Coral Davenport, NEW YORK TIMES
Taken together, the Clean Air Act regulations issued during the Obama administration have led to the creation of America’s first national policy for combating global warming and a fundamental reshaping of major sectors of the economy, specifically auto manufacturing and electric utilities. The regulations could ultimately shut down existing coal-fired power plants, freeze construction of new coal plants and end demand for the nation’s most polluting fuel.
President Obama could leave office with the most aggressive, far-reaching environmental legacy of any occupant of the White House. Yet it is very possible that not a single major environmental law will have passed during his two terms in Washington.
Instead, Mr. Obama has turned to the vast reach of the Clean Air Act of 1970, which some legal experts call the most powerful environmental law in the world. Faced with a Congress that has shut down his attempts to push through an environmental agenda, Mr. Obama is using the authority of the act passed at the birth of the environmental movement to issue a series of landmark regulations on air pollution, from soot to smog, to mercury and planet-warming carbon dioxide.

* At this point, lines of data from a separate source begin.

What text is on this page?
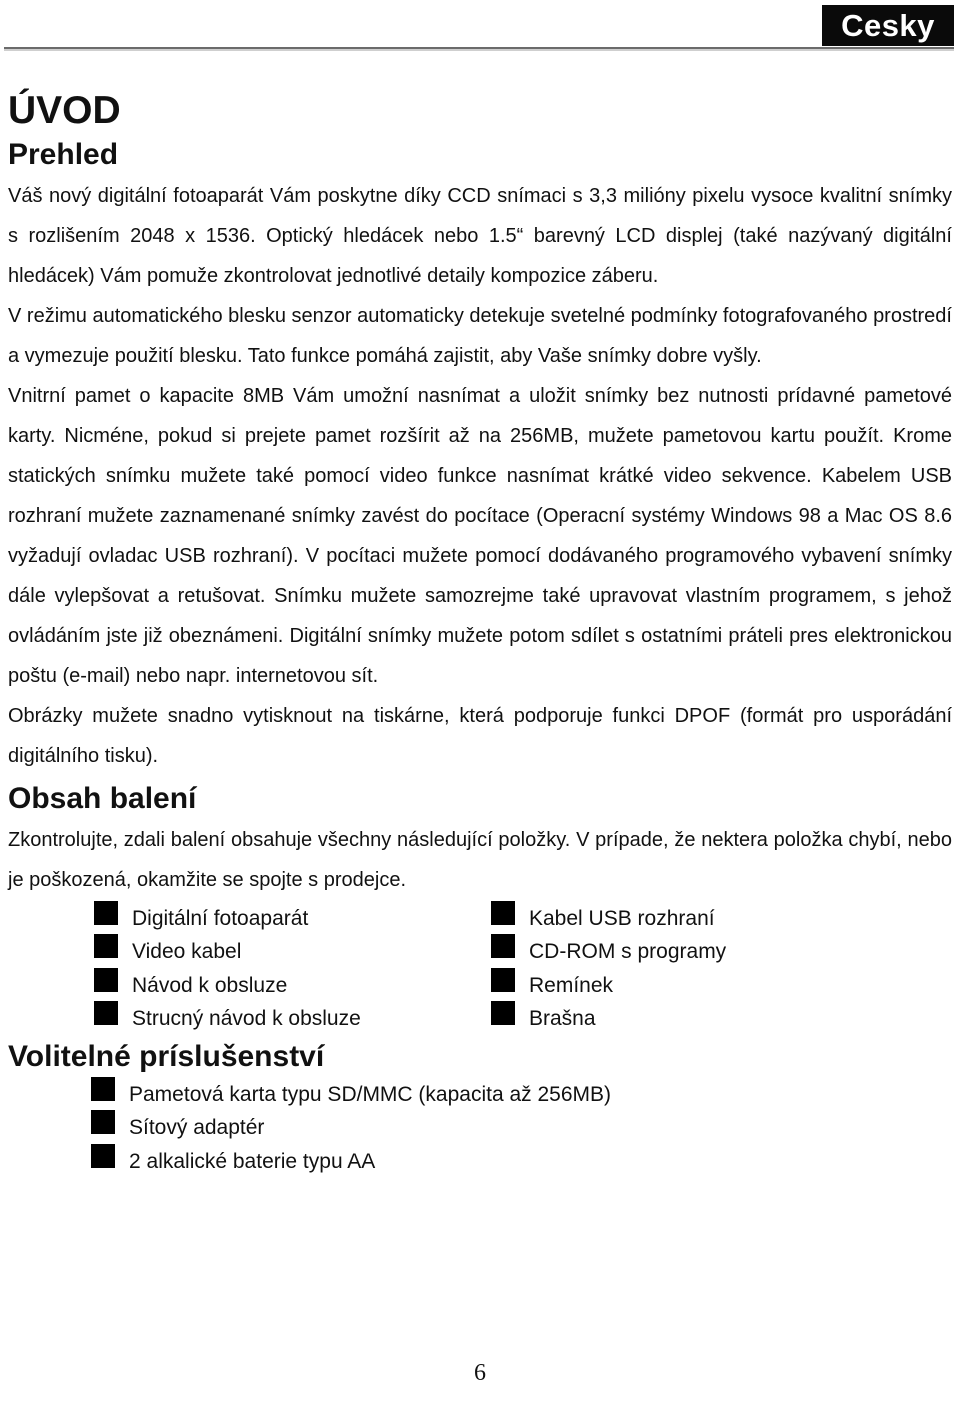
Cesky
ÚVOD
Prehled

Váš nový digitální fotoaparát Vám poskytne díky CCD snímaci s 3,3 milióny pixelu vysoce kvalitní snímky s rozlišením 2048 x 1536. Optický hledácek nebo 1.5“ barevný LCD displej (také nazývaný digitální hledácek) Vám pomuže zkontrolovat jednotlivé detaily kompozice záberu.

V režimu automatického blesku senzor automaticky detekuje svetelné podmínky fotografovaného prostredí a vymezuje použití blesku. Tato funkce pomáhá zajistit, aby Vaše snímky dobre vyšly.

Vnitrní pamet o kapacite 8MB Vám umožní nasnímat a uložit snímky bez nutnosti prídavné pametové karty. Nicméne, pokud si prejete pamet rozšírit až na 256MB, mužete pametovou kartu použít. Krome statických snímku mužete také pomocí video funkce nasnímat krátké video sekvence. Kabelem USB rozhraní mužete zaznamenané snímky zavést do pocítace (Operacní systémy Windows 98 a Mac OS 8.6 vyžadují ovladac USB rozhraní). V pocítaci mužete pomocí dodávaného programového vybavení snímky dále vylepšovat a retušovat. Snímku mužete samozrejme také upravovat vlastním programem, s jehož ovládáním jste již obeznámeni. Digitální snímky mužete potom sdílet s ostatními práteli pres elektronickou poštu (e-mail) nebo napr. internetovou sít.

Obrázky mužete snadno vytisknout na tiskárne, která podporuje funkci DPOF (formát pro usporádání digitálního tisku).

Obsah balení

Zkontrolujte, zdali balení obsahuje všechny následující položky. V prípade, že nektera položka chybí, nebo je poškozená, okamžite se spojte s prodejce.

Digitální fotoaparát	Kabel USB rozhraní
Video kabel	CD-ROM s programy
Návod k obsluze	Remínek
Strucný návod k obsluze	Brašna
Volitelné príslušenství
Pametová karta typu SD/MMC (kapacita až 256MB)
Sítový adaptér
2 alkalické baterie typu AA
6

The Supreme Court could still overturn much of Mr. Obama’s environmental legacy, although the justices so far have upheld the regulations in three significant cases. More challenges are expected, the most recent of which was taken up by the court on Tuesday. The act, however, was designed by lawmakers in a Democratic Congress to give the Environmental Protection Agency, which was created at the same time, great flexibility in its interpretation of the law.